Grab & DataHub Community Case Study | Summary and Q&A

TL;DR
Grab, the leading super app in Southeast Asia, shares their experience improving data discoverability and governance using computational data governance with data hub.
Key Insights
- 🌟 Grab is the leading super app in Southeast Asia, operating across eight countries and serving nearly 700 million people, generating a huge volume of data that is used by Grabbers on a daily basis.
- 🌐 Metadata management is crucial for Grab to ensure data discoverability and governance, and they have chosen to invest in Data Hub for its autonomy, flexibility, and strong community support.
- 👥 Data Hub has been highly customizable for Grab, allowing them to streamline their release process and make code changes for data discovery and governance use cases.
- ⚡️ Data Hub's metadata scalability has allowed Grab to ingest 3.5 million metadata change proposals daily, enabling the ingestion of metadata for over 100,000 people within just 15 minutes using Presto on Hive plugin.
- 🛠 Data Hub's modular operation and open-sourced features, such as Presto on Hive plugin, have greatly improved grab's metadata ingestion time and efficiency.
- 🔎 Data Hub's extensible metadata model has allowed Grab to add new entities and aspects, such as a time series aspect and a generic entity called "others," to cater to unique use cases and democratize data discovery across all entities.
- 👥 Grab has leveraged Data Hub to facilitate computational data governance, ensuring that data is treated as something owned and managed by everyone in the company rather than belonging to a single role or department.
- 🔒 With Data Hub, Grab has been able to establish data governance processes, such as information classification and ownership validation, to ensure the right level of protection and access control for their valuable data.
Transcript
hi everyone and thanks to Maggie and the rest of the wonderful team at the crew data for having us today uh I'm sorry this will be recording but our team is based in Singapore and we're trying to keep a healthy schedule just kidding obviously working in data engineering we're quite nocturnal but uh we just wanted to save you from our late night pha... Read More
Questions & Answers
Q: What challenges did Grab face in data discoverability and governance?
Grab faced challenges in finding the right data in a timely manner and ensuring proper governance measures were in place to protect and manage their data assets. They needed a solution that could address these challenges effectively.
Q: Why did Grab choose to invest in data hub?
Grab decided to invest in data hub for several reasons. Firstly, it offered autonomy and flexibility, allowing them to customize it according to their specific data needs. Secondly, it had a mature technology and advanced metadata architecture. Lastly, the strong community behind data hub was a major factor in their decision, with almost 5,000 people contributing to its development.
Q: How did Grab improve data discoverability using data hub?
Grab scaled their data hub infrastructure to handle 3.5 million metadata change proposals per day and achieved ingestion of metadata for over 100,000 people within 15 minutes. They also enhanced data discovery by adding new entities and aspects to the metadata graph and utilizing a new plugin called Preston Hive for faster injection.

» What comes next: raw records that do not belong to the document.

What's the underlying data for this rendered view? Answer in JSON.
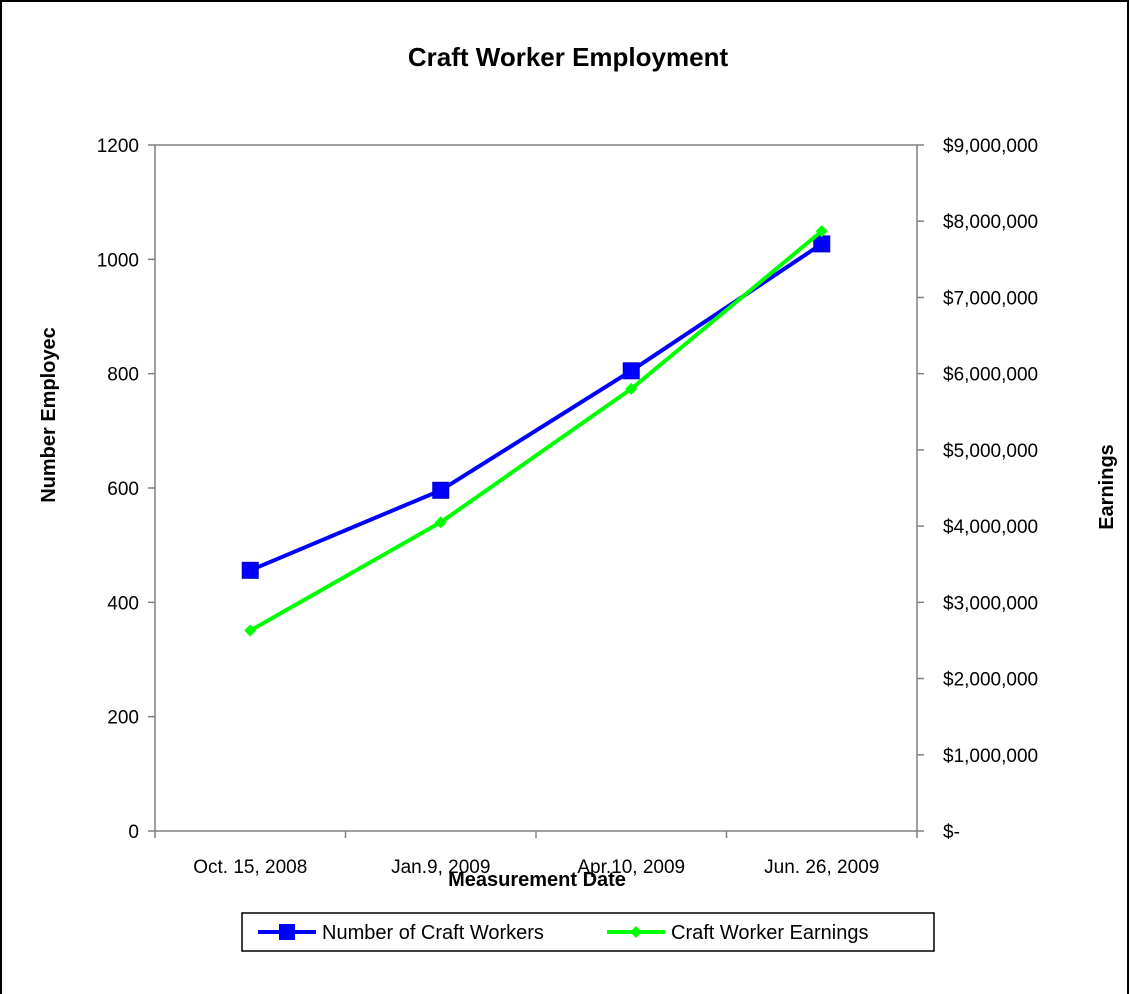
{
  "chart_data": {
    "type": "line",
    "title": "Craft Worker Employment",
    "xlabel": "Measurement Date",
    "ylabel": "Number Employec",
    "y2label": "Earnings",
    "categories": [
      "Oct. 15, 2008",
      "Jan.9, 2009",
      "Apr.10, 2009",
      "Jun. 26, 2009"
    ],
    "ylim": [
      0,
      1200
    ],
    "y_ticks": [
      0,
      200,
      400,
      600,
      800,
      1000,
      1200
    ],
    "y_tick_labels": [
      "0",
      "200",
      "400",
      "600",
      "800",
      "1000",
      "1200"
    ],
    "y2lim": [
      0,
      9000000
    ],
    "y2_ticks": [
      0,
      1000000,
      2000000,
      3000000,
      4000000,
      5000000,
      6000000,
      7000000,
      8000000,
      9000000
    ],
    "y2_tick_labels": [
      "$-",
      "$1,000,000",
      "$2,000,000",
      "$3,000,000",
      "$4,000,000",
      "$5,000,000",
      "$6,000,000",
      "$7,000,000",
      "$8,000,000",
      "$9,000,000"
    ],
    "grid": false,
    "legend_position": "bottom",
    "series": [
      {
        "name": "Number of Craft Workers",
        "axis": "left",
        "values": [
          456,
          596,
          805,
          1027
        ],
        "color": "#0000ff",
        "marker": "square"
      },
      {
        "name": "Craft Worker Earnings",
        "axis": "right",
        "values": [
          2630000,
          4050000,
          5800000,
          7870000
        ],
        "color": "#00ff00",
        "marker": "diamond"
      }
    ]
  }
}
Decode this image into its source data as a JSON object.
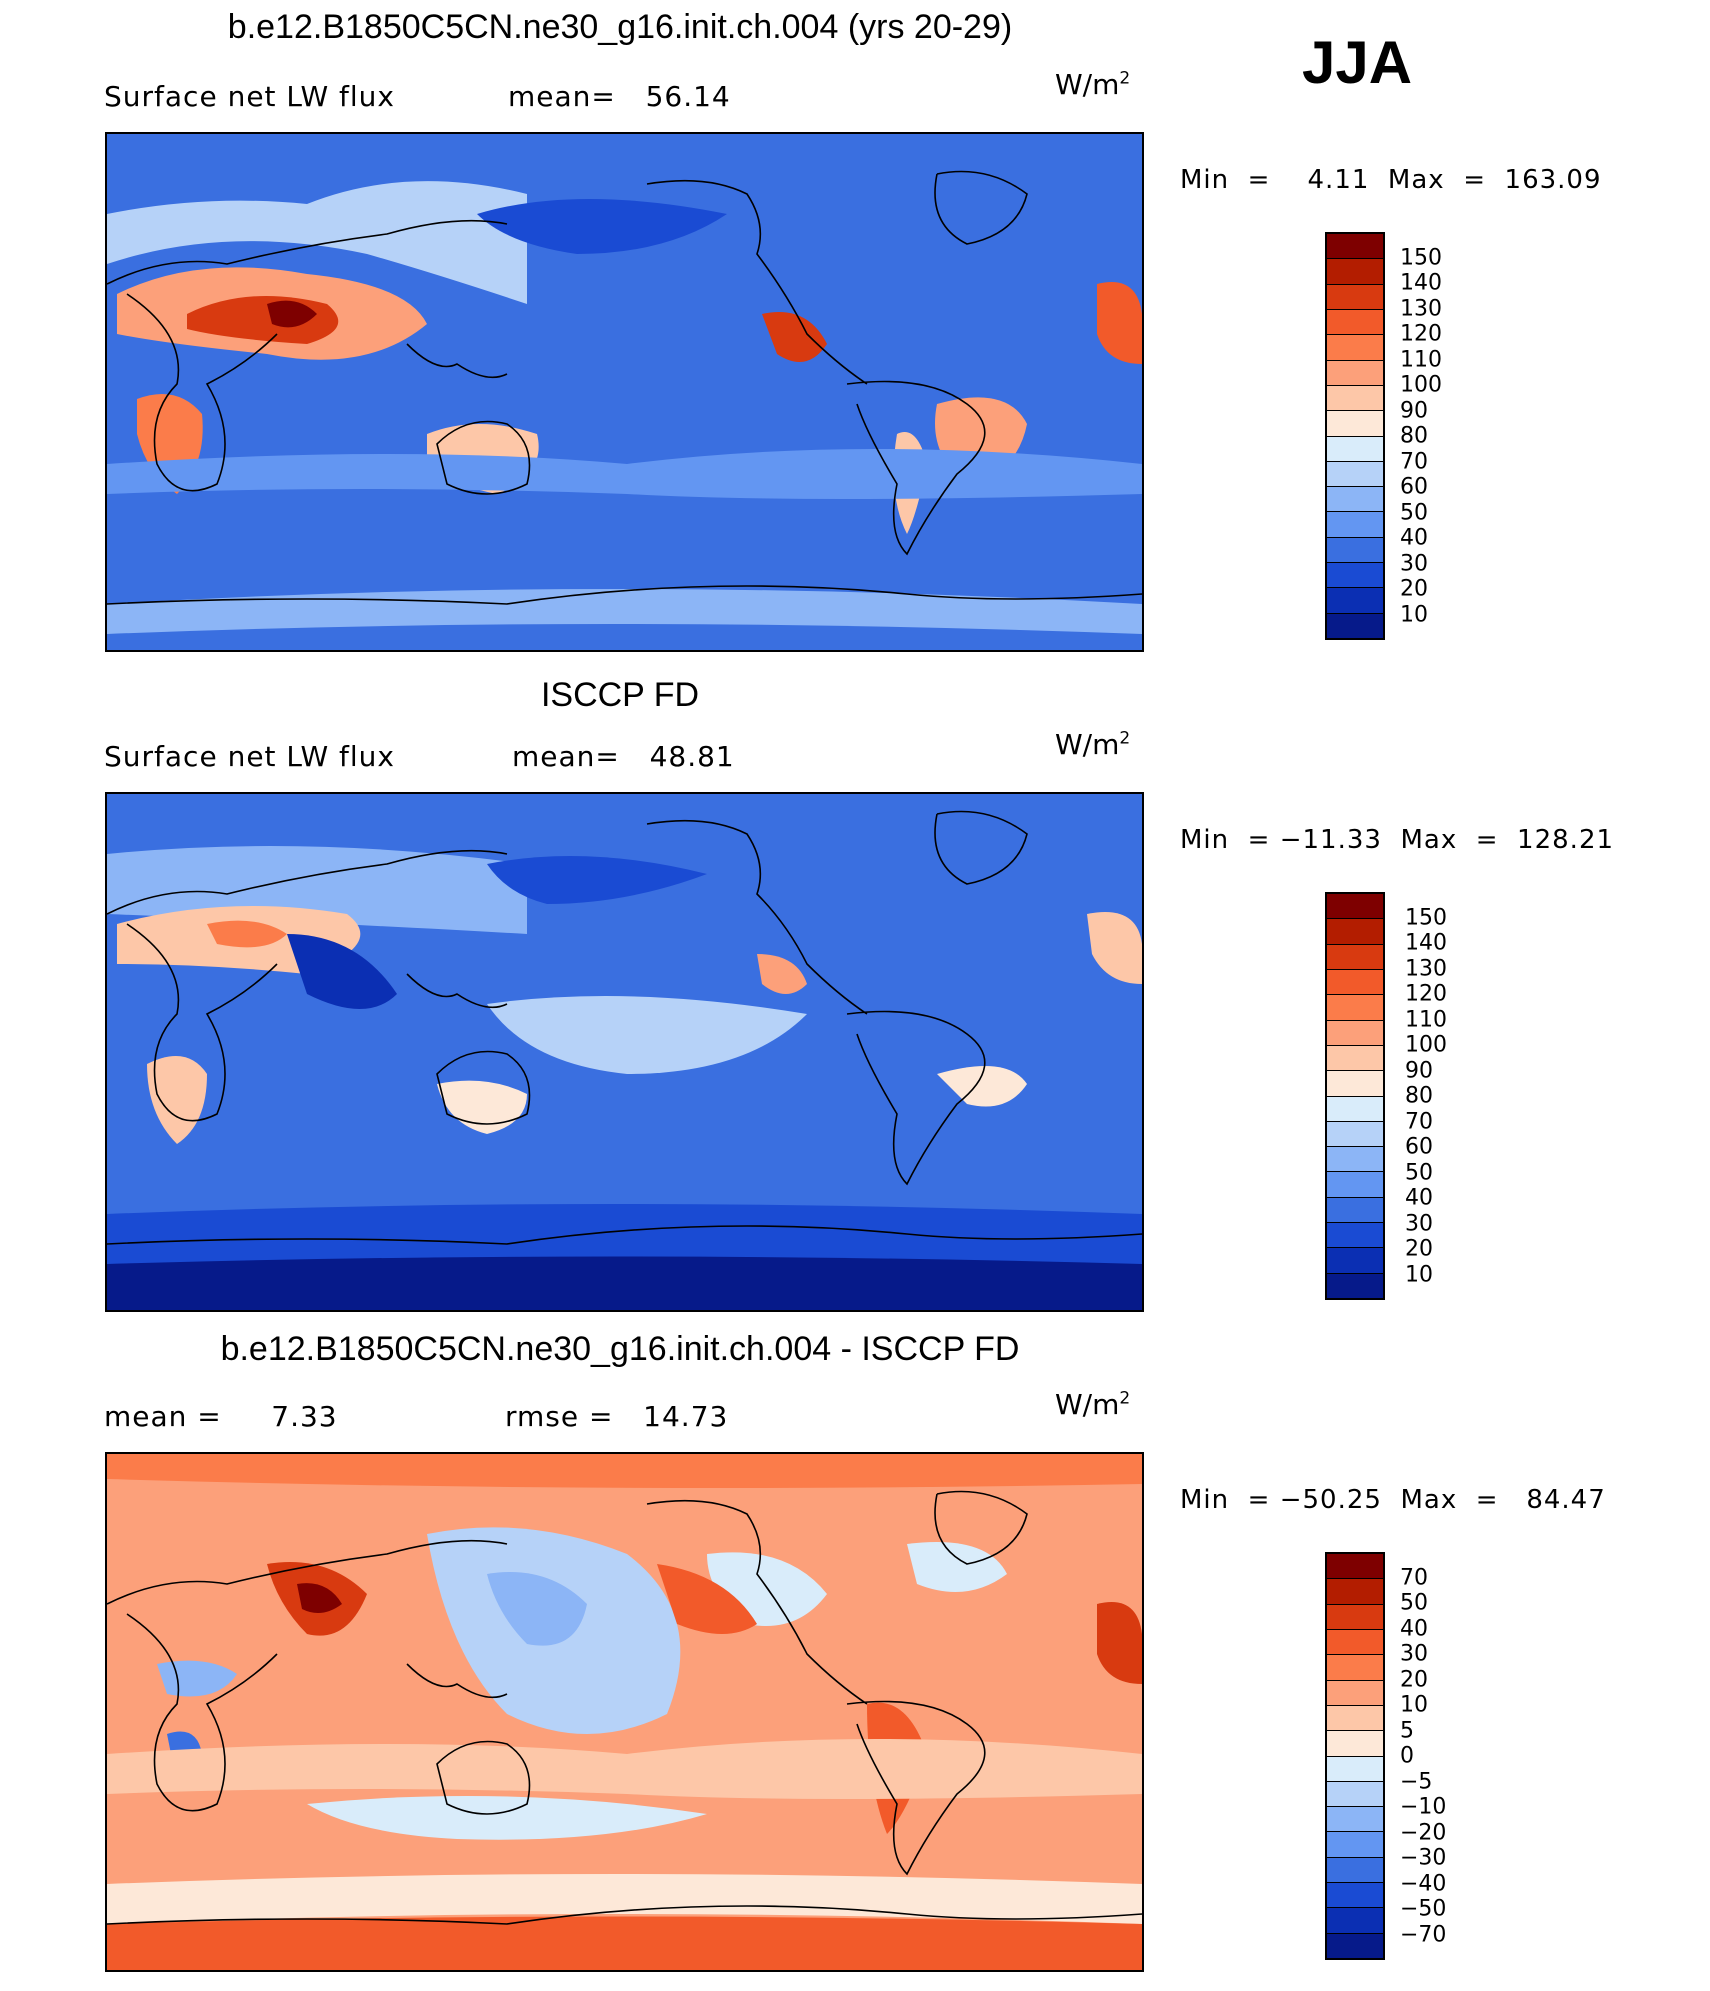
{
  "season": "JJA",
  "unit": {
    "prefix": "W/m",
    "exp": "2"
  },
  "panels": [
    {
      "title": "b.e12.B1850C5CN.ne30_g16.init.ch.004 (yrs 20-29)",
      "left": "Surface net LW flux",
      "stat": "mean=   56.14",
      "minmax": "Min  =    4.11  Max  =  163.09",
      "levels": [
        "150",
        "140",
        "130",
        "120",
        "110",
        "100",
        "90",
        "80",
        "70",
        "60",
        "50",
        "40",
        "30",
        "20",
        "10"
      ],
      "colors": [
        "#7e0000",
        "#b31d00",
        "#d83a10",
        "#f25a2a",
        "#fb7c4a",
        "#fca07a",
        "#fdc7a8",
        "#fde8d8",
        "#d9ecfa",
        "#b6d2f8",
        "#8cb5f6",
        "#6396f2",
        "#3a6fe0",
        "#1a4bd3",
        "#0b2fb3",
        "#061a8a"
      ]
    },
    {
      "title": "ISCCP FD",
      "left": "Surface net LW flux",
      "stat": "mean=   48.81",
      "minmax": "Min  = −11.33  Max  =  128.21",
      "levels": [
        "150",
        "140",
        "130",
        "120",
        "110",
        "100",
        "90",
        "80",
        "70",
        "60",
        "50",
        "40",
        "30",
        "20",
        "10"
      ],
      "colors": [
        "#7e0000",
        "#b31d00",
        "#d83a10",
        "#f25a2a",
        "#fb7c4a",
        "#fca07a",
        "#fdc7a8",
        "#fde8d8",
        "#d9ecfa",
        "#b6d2f8",
        "#8cb5f6",
        "#6396f2",
        "#3a6fe0",
        "#1a4bd3",
        "#0b2fb3",
        "#061a8a"
      ]
    },
    {
      "title": "b.e12.B1850C5CN.ne30_g16.init.ch.004 - ISCCP FD",
      "left": "mean =     7.33",
      "stat": "rmse =   14.73",
      "minmax": "Min  = −50.25  Max  =   84.47",
      "levels": [
        "70",
        "50",
        "40",
        "30",
        "20",
        "10",
        "5",
        "0",
        "−5",
        "−10",
        "−20",
        "−30",
        "−40",
        "−50",
        "−70"
      ],
      "colors": [
        "#7e0000",
        "#b31d00",
        "#d83a10",
        "#f25a2a",
        "#fb7c4a",
        "#fca07a",
        "#fdc7a8",
        "#fde8d8",
        "#d9ecfa",
        "#b6d2f8",
        "#8cb5f6",
        "#6396f2",
        "#3a6fe0",
        "#1a4bd3",
        "#0b2fb3",
        "#061a8a"
      ]
    }
  ]
}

Q: How did Grab implement computational data governance with data hub?
Grab established data governance by classifying the sensitivity level of their information and applying appropriate protection measures. They modeled metadata into glossary terms and nodes, added validations for user interface updates, and utilized the data hub actions framework for enforcing ownership and access controls. This allowed users to self-serve and ensured compliance with governance policies.
Summary & Key Takeaways
-
Grab, the leading super app in Southeast Asia, operates across eight countries and generates a huge volume of data.
-
They recognized the importance of metadata management for data discoverability and governance.
-
After evaluating multiple options, they decided to invest in data hub for its autonomy, flexibility, and the strong community driving its development.